L'école Vigario Geral a présenté vendredi soir un clown géant avec l'écharpe présidentielle et faisant le signe d'une arme. [Enredo e Samba/YouTube - Capture d'écran]
La satire politique s'invite au carnaval de Rio de Janeiro / Le Journal horaire / 1 min. / le 23 février 2020
Les écoles de samba qui défilent depuis vendredi soir au Sambodomo, la fameuse avenue d'un kilomètre de long, défient ouvertement les politiciens et en particulier le président. Une caractéristique du carnaval de Rio est d'être le reflet du pays.

Le défilé des écoles de samba cette année ne fait pas dans la demi-mesure, tout comme les blocos, les fanfares de musiciens: tous aiment mêler la politique à la fête.

L'école Vigario Geral a présenté vendredi soir un clown géant avec l'écharpe présidentielle et faisant le signe d'une arme. Le clown était bien une allégorie de Jair Bolsonaro dont se moque aussi l'école Sao Clemente qui a construit son défilé autour des fake news, en partie responsables de l'élection du président.

Un Jésus noir au corps de femme

L'école de samba de Mangueira, située dans la favela du même nom juchée sur une colline qui surplombe le mythique stade Maracana, fait figure de bastion de la résistance face à la vague ultra-conservatrice qui a déferlé sur le pays.

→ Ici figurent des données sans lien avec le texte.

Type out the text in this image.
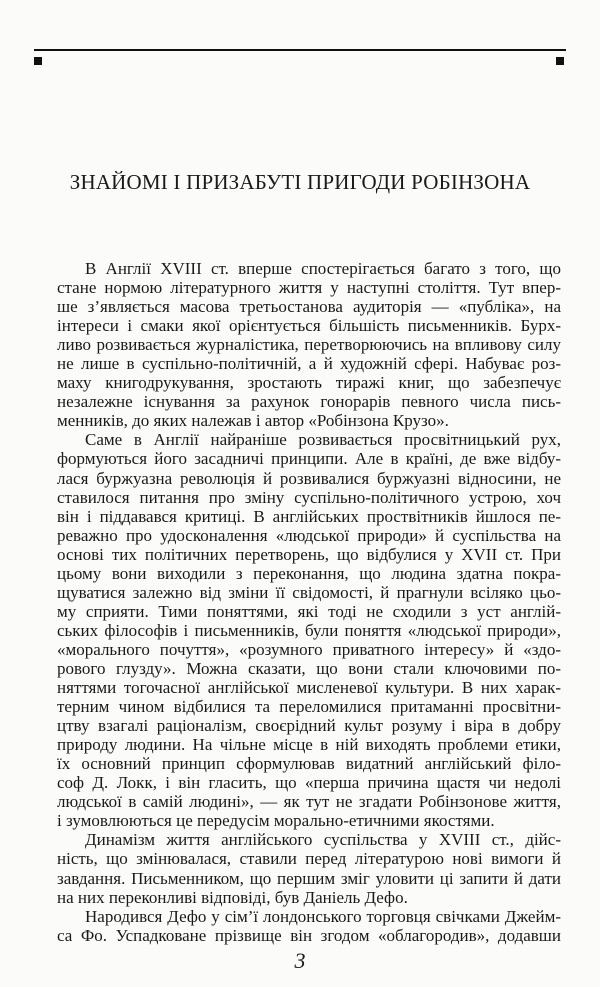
ЗНАЙОМІ І ПРИЗАБУТІ ПРИГОДИ РОБІНЗОНА
В Англії XVIII ст. вперше спостерігається багато з того, що
стане нормою літературного життя у наступні століття. Тут впер-
ше з’являється масова третьостанова аудиторія — «публіка», на
інтереси і смаки якої орієнтується більшість письменників. Бурх-
ливо розвивається журналістика, перетворюючись на впливову силу
не лише в суспільно-політичній, а й художній сфері. Набуває роз-
маху книгодрукування, зростають тиражі книг, що забезпечує
незалежне існування за рахунок гонорарів певного числа пись-
менників, до яких належав і автор «Робінзона Крузо».
Саме в Англії найраніше розвивається просвітницький рух,
формуються його засадничі принципи. Але в країні, де вже відбу-
лася буржуазна революція й розвивалися буржуазні відносини, не
ставилося питання про зміну суспільно-політичного устрою, хоч
він і піддавався критиці. В англійських проствітників йшлося пе-
реважно про удосконалення «людської природи» й суспільства на
основі тих політичних перетворень, що відбулися у XVII ст. При
цьому вони виходили з переконання, що людина здатна покра-
щуватися залежно від зміни її свідомості, й прагнули всіляко цьо-
му сприяти. Тими поняттями, які тоді не сходили з уст англій-
ських філософів і письменників, були поняття «людської природи»,
«морального почуття», «розумного приватного інтересу» й «здо-
рового глузду». Можна сказати, що вони стали ключовими по-
няттями тогочасної англійської мисленевої культури. В них харак-
терним чином відбилися та переломилися притаманні просвітни-
цтву взагалі раціоналізм, своєрідний культ розуму і віра в добру
природу людини. На чільне місце в ній виходять проблеми етики,
їх основний принцип сформулював видатний англійський філо-
соф Д. Локк, і він гласить, що «перша причина щастя чи недолі
людської в самій людині», — як тут не згадати Робінзонове життя,
і зумовлюються це передусім морально-етичними якостями.
Динамізм життя англійського суспільства у XVIII ст., дійс-
ність, що змінювалася, ставили перед літературою нові вимоги й
завдання. Письменником, що першим зміг уловити ці запити й дати
на них переконливі відповіді, був Даніель Дефо.
Народився Дефо у сім’ї лондонського торговця свічками Джейм-
са Фо. Успадковане прізвище він згодом «облагородив», додавши
3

Elle fait aussi une référence à Jair Bolsonaro avec son samba qui invite à ne pas "croire aux messies qui ont des armes à la main". Mangueira s'attaque surtout aux conservateurs religieux qui ont pris un rôle politique important cette année.

"Notre défilé est un cri de liberté contre le fascisme", déclare Marcus Portugal Feital, professeur de littérature de 61 ans, en plein milieu d'une répétition nocturne qui réunit plusieurs centaines de personnes dansant au rythme frénétique de la samba.

L'école présentera dimanche soir un Jésus noir, avec du sang indien et surtout un corps de femme. Une offense pour certains religieux, alliés de Bolsonaro et qui ont tenté en vain d'empêcher son défilé. On ignore encore la réaction du président mais on ne doute pas qu'il n'appréciera guère la satire qui le vise particulièrement  cette année.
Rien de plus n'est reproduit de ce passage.